"Saint Monkey" by Jacinda Townsend

Best friends Audrey and Caroline are fourteen-year-old girls growing up in a small town in Kentucky.  Audrey knows that she’ll never get out of the town, so she devotes herself to playing the piano at church. Caroline has dreams beyond the town, dreams of Hollywood stardom.  

But then a chance encounter gives Audrey a way out of town.  Before she knows it, she’s in New York City, a part of the increasingly popular jazz scene and playing on stage at the Apollo.  And now it’s Caroline who needs to accept that she is destined to stay in her backwards little town.

Though the two women grow apart, they forever remain linked through their childhood, their town, and their shared experiences.  And when Caroline finds her way out of the town, and Audrey finds her star fading fast, their paths will cross once again.

Saint Monkey, by Jacinda Townsend, is beautiful coming-of-age story, a first novel about growing up in the segregated South and chasing dreams in Jazz Era New York.  

This is an ambitious novel and one that is very, very moving.  It starts out with young Caroline and Audrey who early on in their lives experience loss and hardship and who both wish for something bigger than what their small town can offer them.  But only Audrey gets the chance to make her dreams come true.

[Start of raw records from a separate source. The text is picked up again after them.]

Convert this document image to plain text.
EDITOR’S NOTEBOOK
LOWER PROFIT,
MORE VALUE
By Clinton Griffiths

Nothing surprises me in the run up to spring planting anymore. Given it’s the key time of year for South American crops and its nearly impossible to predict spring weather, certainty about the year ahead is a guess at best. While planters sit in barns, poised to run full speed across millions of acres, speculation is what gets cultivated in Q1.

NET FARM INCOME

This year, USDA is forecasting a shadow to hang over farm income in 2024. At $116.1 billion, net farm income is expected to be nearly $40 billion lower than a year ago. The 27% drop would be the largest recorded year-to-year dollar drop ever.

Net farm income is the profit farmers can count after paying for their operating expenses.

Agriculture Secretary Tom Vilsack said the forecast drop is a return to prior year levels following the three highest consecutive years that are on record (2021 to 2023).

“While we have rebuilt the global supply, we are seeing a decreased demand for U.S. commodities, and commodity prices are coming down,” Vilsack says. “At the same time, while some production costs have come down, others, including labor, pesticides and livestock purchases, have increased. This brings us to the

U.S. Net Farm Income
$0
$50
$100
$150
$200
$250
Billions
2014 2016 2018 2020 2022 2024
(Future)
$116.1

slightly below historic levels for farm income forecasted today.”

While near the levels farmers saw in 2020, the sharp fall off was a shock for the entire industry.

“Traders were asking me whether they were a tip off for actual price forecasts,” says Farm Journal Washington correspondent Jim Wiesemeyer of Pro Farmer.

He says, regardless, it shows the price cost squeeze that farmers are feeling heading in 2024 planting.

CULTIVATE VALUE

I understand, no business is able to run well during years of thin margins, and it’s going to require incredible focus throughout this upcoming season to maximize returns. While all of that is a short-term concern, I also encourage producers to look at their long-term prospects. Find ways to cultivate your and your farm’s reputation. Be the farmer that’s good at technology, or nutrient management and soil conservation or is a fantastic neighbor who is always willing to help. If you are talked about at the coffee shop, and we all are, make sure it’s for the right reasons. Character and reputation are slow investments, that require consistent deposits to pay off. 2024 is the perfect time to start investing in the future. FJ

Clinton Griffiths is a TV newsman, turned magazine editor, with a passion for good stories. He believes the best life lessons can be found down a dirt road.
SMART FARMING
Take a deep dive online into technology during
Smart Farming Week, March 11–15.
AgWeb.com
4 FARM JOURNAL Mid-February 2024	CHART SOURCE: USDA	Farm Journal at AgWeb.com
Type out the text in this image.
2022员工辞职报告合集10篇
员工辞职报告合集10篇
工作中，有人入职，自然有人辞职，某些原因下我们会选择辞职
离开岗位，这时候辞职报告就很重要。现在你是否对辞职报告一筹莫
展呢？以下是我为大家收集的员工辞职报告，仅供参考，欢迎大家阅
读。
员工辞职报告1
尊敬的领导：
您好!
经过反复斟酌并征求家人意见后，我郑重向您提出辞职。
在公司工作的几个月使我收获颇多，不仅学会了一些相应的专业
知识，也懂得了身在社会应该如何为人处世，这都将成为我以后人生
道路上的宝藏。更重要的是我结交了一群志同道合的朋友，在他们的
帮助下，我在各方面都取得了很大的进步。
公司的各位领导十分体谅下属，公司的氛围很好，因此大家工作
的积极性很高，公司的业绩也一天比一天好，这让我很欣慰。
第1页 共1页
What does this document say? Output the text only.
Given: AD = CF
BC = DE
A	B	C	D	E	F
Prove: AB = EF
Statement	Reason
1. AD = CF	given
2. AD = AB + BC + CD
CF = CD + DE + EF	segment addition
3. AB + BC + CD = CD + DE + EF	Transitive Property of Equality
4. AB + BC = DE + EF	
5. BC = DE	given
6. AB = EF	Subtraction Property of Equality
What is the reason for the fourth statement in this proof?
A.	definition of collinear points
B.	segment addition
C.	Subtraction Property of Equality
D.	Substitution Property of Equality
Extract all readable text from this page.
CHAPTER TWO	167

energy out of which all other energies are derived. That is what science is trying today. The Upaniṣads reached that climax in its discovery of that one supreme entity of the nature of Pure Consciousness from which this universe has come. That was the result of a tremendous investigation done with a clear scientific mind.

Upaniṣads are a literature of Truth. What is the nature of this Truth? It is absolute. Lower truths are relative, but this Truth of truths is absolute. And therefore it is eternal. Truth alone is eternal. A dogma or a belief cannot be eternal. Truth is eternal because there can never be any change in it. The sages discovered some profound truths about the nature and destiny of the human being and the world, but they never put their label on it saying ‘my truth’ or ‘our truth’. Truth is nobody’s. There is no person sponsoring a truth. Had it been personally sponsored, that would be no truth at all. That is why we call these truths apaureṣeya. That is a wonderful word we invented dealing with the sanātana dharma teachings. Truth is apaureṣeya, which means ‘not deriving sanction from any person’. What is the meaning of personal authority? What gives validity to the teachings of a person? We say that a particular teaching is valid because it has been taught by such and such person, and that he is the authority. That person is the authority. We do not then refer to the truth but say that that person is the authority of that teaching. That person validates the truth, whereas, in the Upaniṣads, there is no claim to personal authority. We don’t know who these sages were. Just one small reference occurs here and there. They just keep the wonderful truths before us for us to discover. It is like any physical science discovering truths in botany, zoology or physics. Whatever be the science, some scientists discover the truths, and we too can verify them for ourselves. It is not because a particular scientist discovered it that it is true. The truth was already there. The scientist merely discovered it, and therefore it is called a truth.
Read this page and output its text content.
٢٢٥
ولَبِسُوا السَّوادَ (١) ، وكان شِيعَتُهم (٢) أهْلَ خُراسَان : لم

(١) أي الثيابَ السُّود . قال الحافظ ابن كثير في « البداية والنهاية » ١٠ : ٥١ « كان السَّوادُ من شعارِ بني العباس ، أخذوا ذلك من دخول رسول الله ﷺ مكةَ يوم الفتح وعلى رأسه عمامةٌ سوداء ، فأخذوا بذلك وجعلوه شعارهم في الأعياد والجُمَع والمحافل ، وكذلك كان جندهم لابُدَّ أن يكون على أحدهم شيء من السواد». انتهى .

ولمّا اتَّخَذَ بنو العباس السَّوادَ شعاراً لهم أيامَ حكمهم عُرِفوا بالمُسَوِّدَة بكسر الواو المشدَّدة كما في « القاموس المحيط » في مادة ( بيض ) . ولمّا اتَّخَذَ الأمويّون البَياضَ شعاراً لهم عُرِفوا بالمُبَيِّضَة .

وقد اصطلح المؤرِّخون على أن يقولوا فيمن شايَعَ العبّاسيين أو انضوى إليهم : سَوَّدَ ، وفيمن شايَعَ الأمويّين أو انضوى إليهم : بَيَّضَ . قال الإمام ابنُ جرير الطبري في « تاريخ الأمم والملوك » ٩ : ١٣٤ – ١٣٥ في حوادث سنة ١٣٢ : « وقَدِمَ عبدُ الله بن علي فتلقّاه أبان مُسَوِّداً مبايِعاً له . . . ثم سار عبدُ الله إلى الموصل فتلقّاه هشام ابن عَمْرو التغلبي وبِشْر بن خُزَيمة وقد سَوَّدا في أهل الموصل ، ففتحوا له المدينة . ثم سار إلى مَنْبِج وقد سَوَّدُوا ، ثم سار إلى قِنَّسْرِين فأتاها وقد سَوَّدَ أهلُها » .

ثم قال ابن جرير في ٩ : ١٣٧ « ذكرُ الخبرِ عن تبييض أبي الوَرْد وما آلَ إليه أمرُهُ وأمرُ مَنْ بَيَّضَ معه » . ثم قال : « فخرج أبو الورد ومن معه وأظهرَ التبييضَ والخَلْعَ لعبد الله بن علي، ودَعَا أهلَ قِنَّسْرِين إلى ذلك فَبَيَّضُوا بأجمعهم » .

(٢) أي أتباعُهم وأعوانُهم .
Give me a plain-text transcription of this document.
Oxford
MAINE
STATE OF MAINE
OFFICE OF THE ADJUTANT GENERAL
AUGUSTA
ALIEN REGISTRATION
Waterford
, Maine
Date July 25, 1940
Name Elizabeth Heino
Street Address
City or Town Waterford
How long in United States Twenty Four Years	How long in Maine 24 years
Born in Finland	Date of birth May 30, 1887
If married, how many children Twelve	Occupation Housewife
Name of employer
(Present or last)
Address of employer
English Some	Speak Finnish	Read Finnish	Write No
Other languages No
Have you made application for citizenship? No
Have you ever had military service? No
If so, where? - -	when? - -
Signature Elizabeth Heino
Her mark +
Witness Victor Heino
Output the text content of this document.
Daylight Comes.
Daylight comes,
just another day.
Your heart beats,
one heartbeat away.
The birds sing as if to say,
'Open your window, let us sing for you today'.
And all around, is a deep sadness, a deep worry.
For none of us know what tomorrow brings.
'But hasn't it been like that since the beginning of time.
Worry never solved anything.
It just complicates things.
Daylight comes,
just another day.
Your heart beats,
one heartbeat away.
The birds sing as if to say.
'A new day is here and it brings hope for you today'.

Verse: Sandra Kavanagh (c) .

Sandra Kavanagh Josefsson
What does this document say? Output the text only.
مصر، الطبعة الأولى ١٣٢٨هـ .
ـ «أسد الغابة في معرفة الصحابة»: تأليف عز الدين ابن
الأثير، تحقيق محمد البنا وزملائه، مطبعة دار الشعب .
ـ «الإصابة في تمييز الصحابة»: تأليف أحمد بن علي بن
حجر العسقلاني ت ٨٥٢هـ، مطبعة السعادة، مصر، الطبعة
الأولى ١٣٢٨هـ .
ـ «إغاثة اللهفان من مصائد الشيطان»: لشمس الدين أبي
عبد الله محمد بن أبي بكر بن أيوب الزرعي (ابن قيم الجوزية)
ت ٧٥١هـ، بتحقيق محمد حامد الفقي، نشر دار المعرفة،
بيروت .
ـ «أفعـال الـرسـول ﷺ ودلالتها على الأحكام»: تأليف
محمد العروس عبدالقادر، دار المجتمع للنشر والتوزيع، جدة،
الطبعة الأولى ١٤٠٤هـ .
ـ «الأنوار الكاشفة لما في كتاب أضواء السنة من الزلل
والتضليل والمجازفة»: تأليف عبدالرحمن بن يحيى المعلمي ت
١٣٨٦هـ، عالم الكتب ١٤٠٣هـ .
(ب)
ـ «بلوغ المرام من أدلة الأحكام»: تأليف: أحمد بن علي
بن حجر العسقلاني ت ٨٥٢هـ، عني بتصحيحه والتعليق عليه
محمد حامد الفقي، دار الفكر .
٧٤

In terms of historical beauty, this is a fantastic novel.  The segregated South and the freer North are played against each other, just as Caroline and Audrey are.  Townsend’s writing really drives home what life was like in the United States for Black men and women.  You can feel the emotion and the rawness through her writing and it was these moments that made the book worth reading for me. 

Unfortunately, I found the novel to be a little slow-going.  It took more time than I usually spend reading a novel because I found there wasn’t enough pushing the actual story forward for me.  There was a lot of “setting the scene” which for a historical novel is a good thing, but I just didn’t feel like it was balanced enough with the plotline.  

Told from the perspective of both girls, this is a story of two girls who are both friends and enemies at the same time, who are growing up in a changing world but for whom the world seems to stay the same. Lives marked by loss and heartbreak with dreams marked by music and stardom, Audrey and Caroline transport you to another place and time.


With a lot of potential that is not fully realized, Saint Monkey is a great read for its incredible and lyrical portrayal of the segregated South but prepare for a story that may move a bit slower than you are used to.